Cost at scale — Once the hardware is purchased, there is no per-query API cost. A fleet of 1,000 ducks running Gemma 4 E2B pays nothing per inference beyond electricity.
What Comes Next
Plantaz described the current demo as the foundation, not the destination. The stated next steps:
- Walking — The ducks currently demo speech and vision. The next milestone is getting them to walk using the bipedal locomotion system Antoine Piron has developed.
- Seeing each other — With cameras on both ducks, they could detect and recognize each other as agents in a shared environment.
- Talking to each other — Peer-to-peer communication between duck agents, enabling collaborative or emergent behavior.

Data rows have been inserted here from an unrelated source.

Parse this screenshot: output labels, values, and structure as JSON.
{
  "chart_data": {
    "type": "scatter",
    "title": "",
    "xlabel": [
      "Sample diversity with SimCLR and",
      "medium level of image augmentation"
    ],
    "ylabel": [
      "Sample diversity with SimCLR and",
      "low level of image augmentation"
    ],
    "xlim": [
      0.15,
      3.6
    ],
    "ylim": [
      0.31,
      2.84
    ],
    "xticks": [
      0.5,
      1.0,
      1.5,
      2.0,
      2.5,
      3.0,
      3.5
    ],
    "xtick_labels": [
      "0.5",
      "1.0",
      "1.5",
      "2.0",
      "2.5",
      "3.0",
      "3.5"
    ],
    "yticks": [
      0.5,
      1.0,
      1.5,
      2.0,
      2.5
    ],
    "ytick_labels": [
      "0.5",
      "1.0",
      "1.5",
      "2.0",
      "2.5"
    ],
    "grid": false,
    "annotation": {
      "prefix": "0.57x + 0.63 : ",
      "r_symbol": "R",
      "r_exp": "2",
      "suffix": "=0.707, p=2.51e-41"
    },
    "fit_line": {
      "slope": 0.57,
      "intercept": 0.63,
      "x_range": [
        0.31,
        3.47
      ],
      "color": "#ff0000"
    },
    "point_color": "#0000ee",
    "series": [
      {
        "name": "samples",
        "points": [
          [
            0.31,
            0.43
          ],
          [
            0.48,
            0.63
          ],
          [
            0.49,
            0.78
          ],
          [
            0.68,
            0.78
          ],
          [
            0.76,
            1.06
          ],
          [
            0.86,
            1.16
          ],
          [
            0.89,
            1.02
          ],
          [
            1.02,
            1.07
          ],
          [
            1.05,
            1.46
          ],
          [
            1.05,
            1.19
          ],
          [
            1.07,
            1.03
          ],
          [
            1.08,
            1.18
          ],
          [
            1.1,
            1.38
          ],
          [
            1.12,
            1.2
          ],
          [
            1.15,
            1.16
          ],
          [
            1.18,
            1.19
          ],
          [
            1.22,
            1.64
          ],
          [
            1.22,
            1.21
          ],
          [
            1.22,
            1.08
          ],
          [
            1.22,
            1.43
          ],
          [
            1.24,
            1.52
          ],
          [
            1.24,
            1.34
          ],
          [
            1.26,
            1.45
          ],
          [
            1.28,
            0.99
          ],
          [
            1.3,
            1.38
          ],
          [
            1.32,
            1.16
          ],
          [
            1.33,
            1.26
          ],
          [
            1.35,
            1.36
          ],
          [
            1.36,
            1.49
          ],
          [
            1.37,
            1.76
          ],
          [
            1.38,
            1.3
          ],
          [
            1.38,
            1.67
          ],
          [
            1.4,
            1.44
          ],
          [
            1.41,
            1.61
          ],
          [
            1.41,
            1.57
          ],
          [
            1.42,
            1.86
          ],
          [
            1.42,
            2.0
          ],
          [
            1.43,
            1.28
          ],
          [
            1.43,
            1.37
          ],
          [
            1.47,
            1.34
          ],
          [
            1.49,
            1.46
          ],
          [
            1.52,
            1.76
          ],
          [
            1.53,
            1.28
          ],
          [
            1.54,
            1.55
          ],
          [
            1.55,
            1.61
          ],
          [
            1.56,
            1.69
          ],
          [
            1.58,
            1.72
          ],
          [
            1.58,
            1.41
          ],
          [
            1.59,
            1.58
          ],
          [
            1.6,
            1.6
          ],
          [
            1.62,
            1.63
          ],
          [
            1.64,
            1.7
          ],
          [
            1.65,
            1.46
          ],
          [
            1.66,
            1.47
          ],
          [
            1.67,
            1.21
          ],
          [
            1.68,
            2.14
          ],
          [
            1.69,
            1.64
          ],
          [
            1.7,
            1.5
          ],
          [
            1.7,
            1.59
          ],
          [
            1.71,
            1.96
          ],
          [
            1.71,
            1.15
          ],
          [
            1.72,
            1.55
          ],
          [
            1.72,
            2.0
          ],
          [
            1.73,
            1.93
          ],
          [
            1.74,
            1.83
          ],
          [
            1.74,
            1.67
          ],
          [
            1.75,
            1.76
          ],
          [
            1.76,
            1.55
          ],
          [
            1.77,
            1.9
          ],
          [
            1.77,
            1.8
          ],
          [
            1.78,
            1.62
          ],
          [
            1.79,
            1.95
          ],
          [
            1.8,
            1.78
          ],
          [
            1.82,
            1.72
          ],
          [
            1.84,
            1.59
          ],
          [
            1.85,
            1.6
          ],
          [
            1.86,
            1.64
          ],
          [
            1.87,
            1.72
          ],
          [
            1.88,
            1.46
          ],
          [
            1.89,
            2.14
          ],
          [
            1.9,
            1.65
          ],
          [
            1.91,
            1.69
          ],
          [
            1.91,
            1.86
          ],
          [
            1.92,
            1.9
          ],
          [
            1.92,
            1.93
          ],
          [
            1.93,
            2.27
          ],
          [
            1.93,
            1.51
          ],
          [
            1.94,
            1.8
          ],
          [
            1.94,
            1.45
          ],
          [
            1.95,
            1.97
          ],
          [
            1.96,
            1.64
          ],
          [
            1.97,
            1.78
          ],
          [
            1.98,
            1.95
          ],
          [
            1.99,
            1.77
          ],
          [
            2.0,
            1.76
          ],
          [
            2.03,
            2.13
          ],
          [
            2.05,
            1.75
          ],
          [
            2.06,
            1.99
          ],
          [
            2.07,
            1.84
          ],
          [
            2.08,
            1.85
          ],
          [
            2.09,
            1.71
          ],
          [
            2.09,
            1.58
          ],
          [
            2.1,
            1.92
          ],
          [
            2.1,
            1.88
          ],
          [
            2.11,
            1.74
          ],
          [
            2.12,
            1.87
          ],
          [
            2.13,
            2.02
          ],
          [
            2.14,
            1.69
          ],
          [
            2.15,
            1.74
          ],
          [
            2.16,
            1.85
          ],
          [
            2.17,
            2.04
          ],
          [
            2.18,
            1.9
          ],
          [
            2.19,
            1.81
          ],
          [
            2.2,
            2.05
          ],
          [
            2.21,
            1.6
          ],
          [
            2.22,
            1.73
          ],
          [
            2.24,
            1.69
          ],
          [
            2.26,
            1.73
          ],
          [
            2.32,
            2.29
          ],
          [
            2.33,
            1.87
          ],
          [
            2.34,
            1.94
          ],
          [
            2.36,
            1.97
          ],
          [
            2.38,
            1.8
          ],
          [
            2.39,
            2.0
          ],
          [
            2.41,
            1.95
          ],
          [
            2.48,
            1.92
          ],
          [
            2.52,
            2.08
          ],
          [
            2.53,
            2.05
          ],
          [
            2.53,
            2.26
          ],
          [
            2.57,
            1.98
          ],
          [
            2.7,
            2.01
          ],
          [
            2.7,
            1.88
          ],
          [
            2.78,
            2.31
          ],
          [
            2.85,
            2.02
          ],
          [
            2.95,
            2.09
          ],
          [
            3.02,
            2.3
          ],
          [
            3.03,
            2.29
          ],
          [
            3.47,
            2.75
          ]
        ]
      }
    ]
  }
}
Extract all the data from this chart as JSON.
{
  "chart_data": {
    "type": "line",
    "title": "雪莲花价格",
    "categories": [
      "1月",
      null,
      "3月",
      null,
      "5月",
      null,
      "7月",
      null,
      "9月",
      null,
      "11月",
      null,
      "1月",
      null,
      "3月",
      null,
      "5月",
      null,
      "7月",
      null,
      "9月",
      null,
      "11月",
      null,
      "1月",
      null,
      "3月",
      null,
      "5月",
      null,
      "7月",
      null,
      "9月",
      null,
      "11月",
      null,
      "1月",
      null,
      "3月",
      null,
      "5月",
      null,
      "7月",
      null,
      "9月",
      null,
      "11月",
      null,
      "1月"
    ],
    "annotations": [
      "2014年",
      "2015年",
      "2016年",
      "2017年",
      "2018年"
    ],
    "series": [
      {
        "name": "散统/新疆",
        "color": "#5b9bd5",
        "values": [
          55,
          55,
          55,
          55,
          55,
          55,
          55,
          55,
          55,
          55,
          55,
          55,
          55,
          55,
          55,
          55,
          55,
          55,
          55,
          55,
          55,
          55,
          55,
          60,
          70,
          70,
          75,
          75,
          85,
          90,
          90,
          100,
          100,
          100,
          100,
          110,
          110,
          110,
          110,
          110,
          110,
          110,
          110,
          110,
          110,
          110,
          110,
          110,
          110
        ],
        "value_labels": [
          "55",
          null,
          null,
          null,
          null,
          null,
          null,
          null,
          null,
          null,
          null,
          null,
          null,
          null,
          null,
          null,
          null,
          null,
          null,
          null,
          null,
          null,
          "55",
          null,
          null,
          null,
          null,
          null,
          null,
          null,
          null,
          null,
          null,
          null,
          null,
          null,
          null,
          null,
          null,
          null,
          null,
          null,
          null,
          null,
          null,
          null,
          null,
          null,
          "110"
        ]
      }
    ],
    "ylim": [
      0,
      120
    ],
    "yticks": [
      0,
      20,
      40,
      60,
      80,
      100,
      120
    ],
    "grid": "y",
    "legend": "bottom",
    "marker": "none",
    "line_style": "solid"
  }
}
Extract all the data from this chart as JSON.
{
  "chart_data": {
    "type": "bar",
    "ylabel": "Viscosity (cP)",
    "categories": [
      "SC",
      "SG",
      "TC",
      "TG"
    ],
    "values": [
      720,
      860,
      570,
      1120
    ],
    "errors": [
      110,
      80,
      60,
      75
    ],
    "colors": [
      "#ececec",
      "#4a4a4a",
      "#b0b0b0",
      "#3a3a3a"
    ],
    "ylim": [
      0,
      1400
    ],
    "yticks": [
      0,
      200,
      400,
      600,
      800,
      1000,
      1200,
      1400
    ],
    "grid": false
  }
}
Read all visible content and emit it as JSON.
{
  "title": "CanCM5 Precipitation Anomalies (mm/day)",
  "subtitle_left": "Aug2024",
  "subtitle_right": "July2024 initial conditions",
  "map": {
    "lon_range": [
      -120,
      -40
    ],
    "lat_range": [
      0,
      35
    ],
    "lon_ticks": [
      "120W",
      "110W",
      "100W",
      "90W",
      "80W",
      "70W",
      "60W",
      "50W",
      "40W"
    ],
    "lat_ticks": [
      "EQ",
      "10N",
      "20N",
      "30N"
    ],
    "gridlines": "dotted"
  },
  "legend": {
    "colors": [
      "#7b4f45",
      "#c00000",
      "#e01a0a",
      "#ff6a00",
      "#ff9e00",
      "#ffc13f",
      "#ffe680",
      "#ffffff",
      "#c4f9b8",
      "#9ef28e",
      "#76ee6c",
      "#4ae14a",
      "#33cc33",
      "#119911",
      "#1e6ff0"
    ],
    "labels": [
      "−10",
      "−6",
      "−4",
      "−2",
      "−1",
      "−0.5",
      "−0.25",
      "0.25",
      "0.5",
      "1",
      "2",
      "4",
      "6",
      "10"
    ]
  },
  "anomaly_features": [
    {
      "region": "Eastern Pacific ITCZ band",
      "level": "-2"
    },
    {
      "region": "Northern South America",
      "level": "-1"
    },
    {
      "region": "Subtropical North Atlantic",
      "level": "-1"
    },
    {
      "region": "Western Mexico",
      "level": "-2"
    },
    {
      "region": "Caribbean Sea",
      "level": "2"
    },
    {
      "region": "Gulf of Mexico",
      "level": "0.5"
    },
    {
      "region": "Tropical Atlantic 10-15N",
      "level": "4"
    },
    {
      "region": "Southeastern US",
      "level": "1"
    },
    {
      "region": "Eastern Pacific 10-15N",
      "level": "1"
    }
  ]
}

- Autonomous exploration — The longer-horizon goal: ducks that can navigate their environment independently, making decisions from visual and contextual inputs.
How to Build Your Own
The Open Duck Mini project is fully open source:
- GitHub: github.com/apirrone/Open_Duck_Mini
- Hardware: All STL files for 3D printing are provided
- Cost: ~$400 in motors, electronics, and fasteners
- Compute: Raspberry Pi 5 (8GB) recommended for the Gemma 4 E2B stack
- Model: litert-community/gemma-4-E2B-it-litert-lm on Hugging Face
Gemma 4 E2B runs on LiteRT via the standard MediaPipe LLM Inference API, the same stack used for on-device inference on Android phones. If you can run it on a phone, you can run it on a Pi 5.
The Broader Signal
The Open Duck Mini demo at Google I/O 2026 is a proof of concept in the most literal sense: proof that a $400 hobby robot can carry a capable, multimodal AI model entirely on-device, respond conversationally in real time, and understand its visual environment—all running on a $80 single-board computer.
Three years ago, this required a GPU server and a cloud API. Today it runs on a duck.
The models will keep getting smaller and faster. The hardware will keep getting cheaper. What the Open Duck Mini project shows is that the combination is already interesting enough to build with—and the next version might actually walk.